In many non-immune cells, death signals initiated by the extrinsic pathway are amplified by connections to the intrinsic pathway. The connecting link appears to be the truncated BID (tBID) protein a proteolytic cleavage product mediated by caspase-8 or other enzymes.

Cell death is a fundamental cellular response that has a crucial role in shaping our bodies during development and in regulating tissue homeostasis by eliminating unwanted cells. There are a number of different forms of cell death, each with a corresponding number of complex subprocesses. The first form of regulated or programmed cell death to be characterized was apoptosis. Evidence has emerged for a number of regulated non-apoptotic cell death pathways, including some with morphological features that were previously attributed to necrosis. More recently necrosis has been subdivided into parts including programmed necrotic cell death processes, such as RIP1-mediated regulated necrosis or pyroptosis.

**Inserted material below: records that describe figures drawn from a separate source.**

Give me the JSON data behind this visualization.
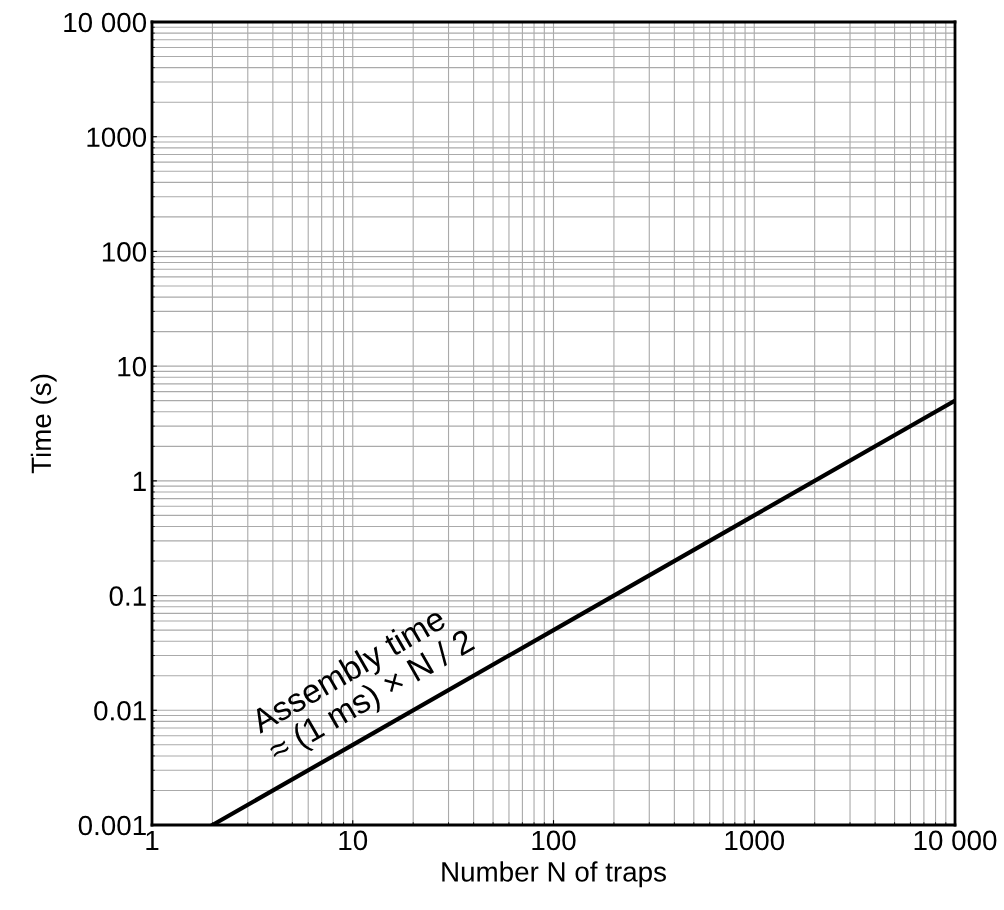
{
  "chart_data": {
    "type": "line",
    "xlabel": "Number N of traps",
    "ylabel": "Time (s)",
    "log": "xy",
    "grid": true,
    "legend": false,
    "x": [
      2,
      10,
      100,
      1000,
      10000
    ],
    "series": [
      {
        "color": "#000000",
        "values": [
          0.001,
          0.005,
          0.05,
          0.5,
          5
        ]
      }
    ],
    "xlim": [
      1,
      10000
    ],
    "ylim": [
      0.001,
      10000
    ],
    "xticks": [
      1,
      10,
      100,
      1000,
      {
        "value": 10000,
        "label": "10 000"
      }
    ],
    "yticks": [
      0.001,
      0.01,
      0.1,
      1,
      10,
      100,
      1000,
      {
        "value": 10000,
        "label": "10 000"
      }
    ],
    "annotations": [
      "Assembly time\n≈ (1 ms) × N / 2"
    ]
  }
}
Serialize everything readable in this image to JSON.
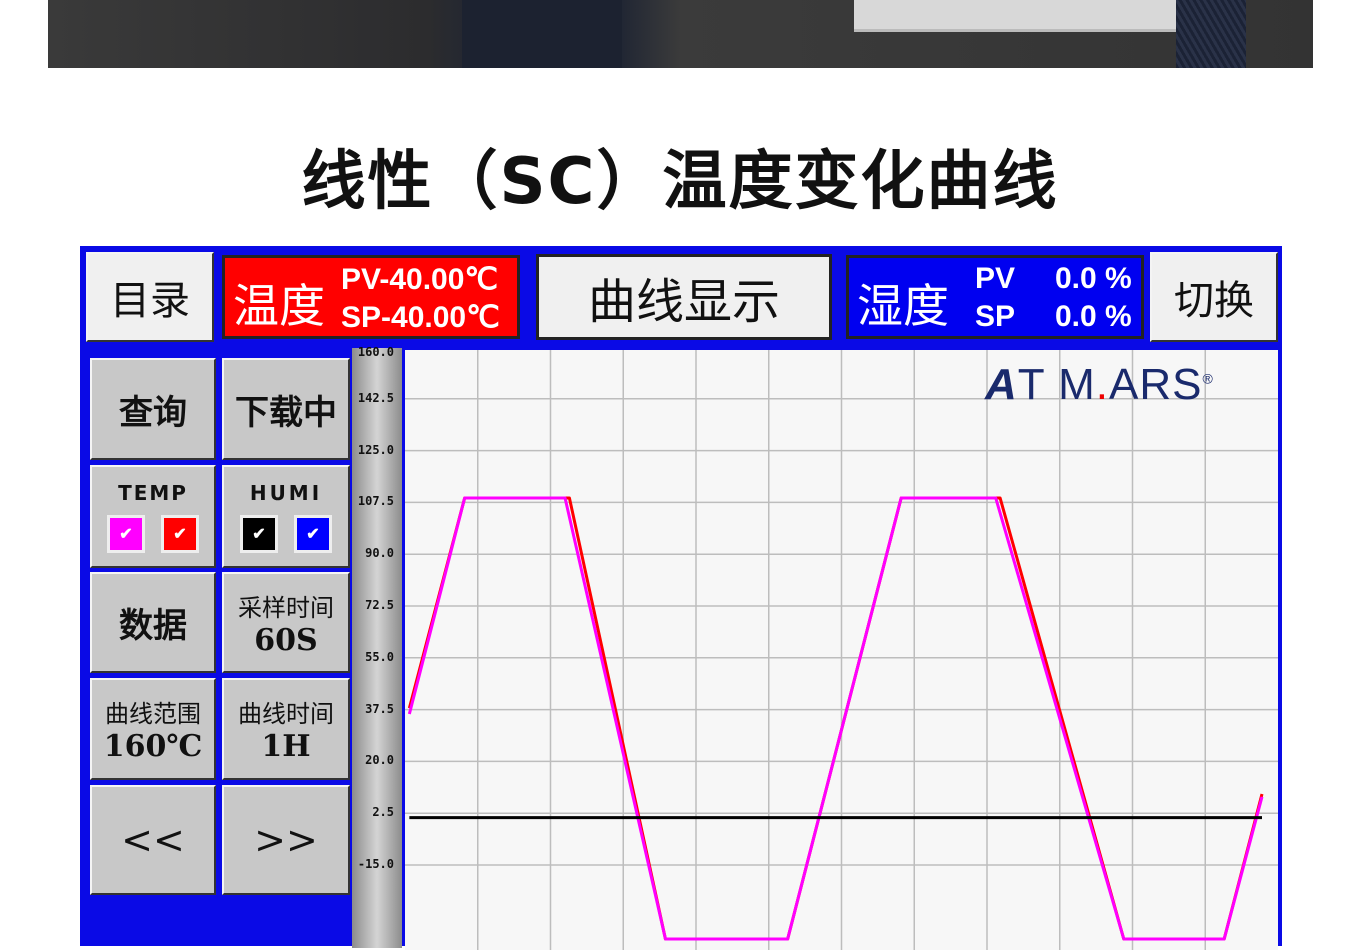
{
  "title": "线性（SC）温度变化曲线",
  "header": {
    "menu_label": "目录",
    "temp_label": "温度",
    "temp_pv": "PV-40.00℃",
    "temp_sp": "SP-40.00℃",
    "curve_label": "曲线显示",
    "humi_label": "湿度",
    "humi_pv_label": "PV",
    "humi_pv": "0.0 %",
    "humi_sp_label": "SP",
    "humi_sp": "0.0 %",
    "switch_label": "切换"
  },
  "side": {
    "query": "查询",
    "download": "下载中",
    "temp": "TEMP",
    "humi": "HUMI",
    "check": "✔",
    "data": "数据",
    "sample_label": "采样时间",
    "sample_value": "60S",
    "range_label": "曲线范围",
    "range_value": "160℃",
    "time_label": "曲线时间",
    "time_value": "1H",
    "prev": "<<",
    "next": ">>"
  },
  "colors": {
    "temp_pv": "#ff00ff",
    "temp_sp": "#ff0000",
    "humi_pv": "#000000",
    "humi_sp": "#0000ff",
    "frame": "#0a0ae6"
  },
  "logo": "ATMARS",
  "chart_data": {
    "type": "line",
    "ylim": [
      -40,
      160
    ],
    "xlim": [
      0,
      60
    ],
    "yticks": [
      "160.0",
      "142.5",
      "125.0",
      "107.5",
      "90.0",
      "72.5",
      "55.0",
      "37.5",
      "20.0",
      "2.5",
      "-15.0"
    ],
    "grid": true,
    "series": [
      {
        "color": "#ff0000",
        "x": [
          0.3,
          4.1,
          11.3,
          17.9,
          26.3,
          34.1,
          40.9,
          49.4,
          56.3,
          58.9
        ],
        "y": [
          38,
          109,
          109,
          -40,
          -40,
          109,
          109,
          -40,
          -40,
          9
        ]
      },
      {
        "color": "#ff00ff",
        "x": [
          0.3,
          4.1,
          11.0,
          17.9,
          26.3,
          34.1,
          40.6,
          49.4,
          56.3,
          58.9
        ],
        "y": [
          36,
          109,
          109,
          -40,
          -40,
          109,
          109,
          -40,
          -40,
          8
        ]
      },
      {
        "color": "#000000",
        "x": [
          0.3,
          58.9
        ],
        "y": [
          1,
          1
        ]
      }
    ]
  }
}
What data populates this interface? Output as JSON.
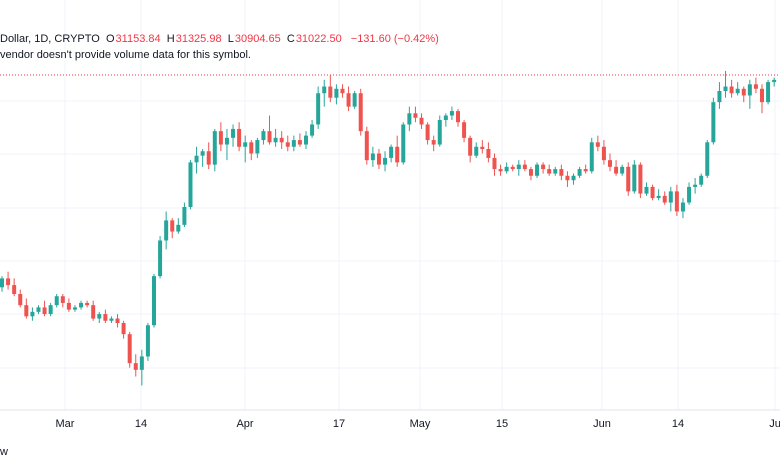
{
  "header": {
    "symbol_fragment": "Dollar, 1D, CRYPTO",
    "open_label": "O",
    "open_value": "31153.84",
    "high_label": "H",
    "high_value": "31325.98",
    "low_label": "L",
    "low_value": "30904.65",
    "close_label": "C",
    "close_value": "31022.50",
    "change": "−131.60 (−0.42%)",
    "volume_note": "vendor doesn't provide volume data for this symbol."
  },
  "footer": {
    "brand_fragment": "w"
  },
  "colors": {
    "up": "#26a69a",
    "down": "#ef5350",
    "grid": "#f0f3fa",
    "axis_text": "#131722",
    "price_line": "#f23645"
  },
  "chart_data": {
    "type": "candlestick",
    "title": "",
    "xlabel": "",
    "ylabel": "",
    "x_ticks": [
      "Mar",
      "14",
      "Apr",
      "17",
      "May",
      "15",
      "Jun",
      "14",
      "Ju"
    ],
    "ylim": [
      16300,
      31900
    ],
    "grid": true,
    "current_price": 31022.5,
    "candles": [
      [
        21800,
        22300,
        21600,
        22200
      ],
      [
        22200,
        22500,
        21700,
        21900
      ],
      [
        21900,
        22200,
        21400,
        21500
      ],
      [
        21500,
        21700,
        20900,
        21000
      ],
      [
        21000,
        21300,
        20400,
        20500
      ],
      [
        20500,
        20900,
        20300,
        20700
      ],
      [
        20700,
        21000,
        20600,
        20900
      ],
      [
        20900,
        21200,
        20500,
        20600
      ],
      [
        20600,
        21100,
        20500,
        21000
      ],
      [
        21000,
        21500,
        20900,
        21400
      ],
      [
        21400,
        21500,
        20900,
        21100
      ],
      [
        21100,
        21300,
        20700,
        20800
      ],
      [
        20800,
        21000,
        20700,
        20900
      ],
      [
        20900,
        21200,
        20800,
        21100
      ],
      [
        21100,
        21200,
        20900,
        21000
      ],
      [
        21000,
        21200,
        20300,
        20400
      ],
      [
        20400,
        20700,
        20200,
        20600
      ],
      [
        20600,
        20800,
        20200,
        20300
      ],
      [
        20300,
        20500,
        20200,
        20400
      ],
      [
        20400,
        20600,
        20000,
        20200
      ],
      [
        20200,
        20300,
        19500,
        19700
      ],
      [
        19700,
        19800,
        18200,
        18400
      ],
      [
        18400,
        18800,
        17800,
        18100
      ],
      [
        18100,
        19000,
        17400,
        18700
      ],
      [
        18700,
        20200,
        18500,
        20100
      ],
      [
        20100,
        22400,
        20000,
        22300
      ],
      [
        22300,
        24100,
        22200,
        23900
      ],
      [
        23900,
        25200,
        23500,
        24800
      ],
      [
        24800,
        24900,
        24000,
        24300
      ],
      [
        24300,
        24900,
        24200,
        24600
      ],
      [
        24600,
        25600,
        24500,
        25400
      ],
      [
        25400,
        27500,
        25300,
        27400
      ],
      [
        27400,
        28100,
        26900,
        27700
      ],
      [
        27700,
        28000,
        27200,
        27900
      ],
      [
        27900,
        28300,
        27100,
        27300
      ],
      [
        27300,
        28900,
        27000,
        28800
      ],
      [
        28800,
        29200,
        27900,
        28200
      ],
      [
        28200,
        28900,
        27500,
        28500
      ],
      [
        28500,
        29100,
        28100,
        28900
      ],
      [
        28900,
        29200,
        27900,
        28100
      ],
      [
        28100,
        28600,
        27400,
        28300
      ],
      [
        28300,
        28400,
        27500,
        27800
      ],
      [
        27800,
        28500,
        27600,
        28400
      ],
      [
        28400,
        28900,
        28200,
        28800
      ],
      [
        28800,
        29500,
        28200,
        28300
      ],
      [
        28300,
        28900,
        28100,
        28500
      ],
      [
        28500,
        28800,
        28000,
        28300
      ],
      [
        28300,
        28600,
        27900,
        28100
      ],
      [
        28100,
        28600,
        27900,
        28400
      ],
      [
        28400,
        28700,
        28100,
        28200
      ],
      [
        28200,
        28800,
        28000,
        28600
      ],
      [
        28600,
        29300,
        28500,
        29100
      ],
      [
        29100,
        30800,
        28900,
        30500
      ],
      [
        30500,
        31100,
        29900,
        30800
      ],
      [
        30800,
        31300,
        30100,
        30300
      ],
      [
        30300,
        30900,
        30000,
        30700
      ],
      [
        30700,
        30900,
        30300,
        30500
      ],
      [
        30500,
        30800,
        29700,
        29900
      ],
      [
        29900,
        30600,
        29800,
        30500
      ],
      [
        30500,
        30700,
        28600,
        28800
      ],
      [
        28800,
        29000,
        27300,
        27500
      ],
      [
        27500,
        28100,
        27200,
        27800
      ],
      [
        27800,
        28000,
        27100,
        27300
      ],
      [
        27300,
        27900,
        27000,
        27600
      ],
      [
        27600,
        28200,
        27400,
        28100
      ],
      [
        28100,
        28600,
        27200,
        27400
      ],
      [
        27400,
        29200,
        27300,
        29100
      ],
      [
        29100,
        29900,
        28800,
        29600
      ],
      [
        29600,
        29900,
        29200,
        29400
      ],
      [
        29400,
        29600,
        28900,
        29100
      ],
      [
        29100,
        29200,
        28200,
        28400
      ],
      [
        28400,
        28600,
        27900,
        28200
      ],
      [
        28200,
        29500,
        28100,
        29300
      ],
      [
        29300,
        29600,
        29000,
        29500
      ],
      [
        29500,
        29900,
        29300,
        29700
      ],
      [
        29700,
        29800,
        29000,
        29200
      ],
      [
        29200,
        29300,
        28300,
        28500
      ],
      [
        28500,
        28600,
        27400,
        27700
      ],
      [
        27700,
        28300,
        27600,
        28100
      ],
      [
        28100,
        28400,
        27800,
        28000
      ],
      [
        28000,
        28300,
        27400,
        27600
      ],
      [
        27600,
        27800,
        26800,
        27100
      ],
      [
        27100,
        27300,
        26800,
        27000
      ],
      [
        27000,
        27400,
        26900,
        27200
      ],
      [
        27200,
        27300,
        27000,
        27100
      ],
      [
        27100,
        27500,
        26800,
        27300
      ],
      [
        27300,
        27500,
        27000,
        27100
      ],
      [
        27100,
        27200,
        26600,
        26800
      ],
      [
        26800,
        27400,
        26700,
        27300
      ],
      [
        27300,
        27400,
        26900,
        27100
      ],
      [
        27100,
        27300,
        26800,
        26900
      ],
      [
        26900,
        27200,
        26800,
        27100
      ],
      [
        27100,
        27300,
        26600,
        26800
      ],
      [
        26800,
        27000,
        26300,
        26600
      ],
      [
        26600,
        26900,
        26400,
        26800
      ],
      [
        26800,
        27200,
        26700,
        27100
      ],
      [
        27100,
        27300,
        26900,
        27000
      ],
      [
        27000,
        28500,
        26900,
        28300
      ],
      [
        28300,
        28600,
        27900,
        28100
      ],
      [
        28100,
        28400,
        27300,
        27500
      ],
      [
        27500,
        27800,
        27000,
        27200
      ],
      [
        27200,
        27500,
        26800,
        26900
      ],
      [
        26900,
        27300,
        26800,
        27200
      ],
      [
        27200,
        27400,
        25900,
        26100
      ],
      [
        26100,
        27500,
        26000,
        27300
      ],
      [
        27300,
        27400,
        25800,
        26000
      ],
      [
        26000,
        26500,
        25900,
        26300
      ],
      [
        26300,
        26400,
        25700,
        25800
      ],
      [
        25800,
        26200,
        25700,
        25900
      ],
      [
        25900,
        26100,
        25500,
        25600
      ],
      [
        25600,
        26300,
        25200,
        26100
      ],
      [
        26100,
        26400,
        25000,
        25200
      ],
      [
        25200,
        25800,
        24900,
        25600
      ],
      [
        25600,
        26500,
        25500,
        26300
      ],
      [
        26300,
        26700,
        26000,
        26400
      ],
      [
        26400,
        26900,
        26300,
        26800
      ],
      [
        26800,
        28400,
        26700,
        28300
      ],
      [
        28300,
        30300,
        28200,
        30100
      ],
      [
        30100,
        31000,
        29800,
        30600
      ],
      [
        30600,
        31500,
        30300,
        30800
      ],
      [
        30800,
        31100,
        30300,
        30500
      ],
      [
        30500,
        31000,
        30400,
        30700
      ],
      [
        30700,
        30800,
        30100,
        30400
      ],
      [
        30400,
        31100,
        29800,
        30900
      ],
      [
        30900,
        31200,
        30500,
        30700
      ],
      [
        30700,
        30900,
        29600,
        30100
      ],
      [
        30100,
        31100,
        30000,
        31000
      ],
      [
        31000,
        31200,
        30800,
        31100
      ]
    ]
  }
}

Reactome currently represents programmed cell death using the model of extrinsic signalling that leads to a molecular decision point pivoting on caspase-8 activation or inhibition. Caspase-8 activation tilts the cell towards apoptosis, while caspase-8 inhibition tilts the cell towards Regulated Necrosis.

The terminology and molecular definitions of cell death-related events annotated here are consistent with the 2015 recommendations of the Nomenclature Committee on Cell Death (NCCD) (Galluzzi L et al. 2015).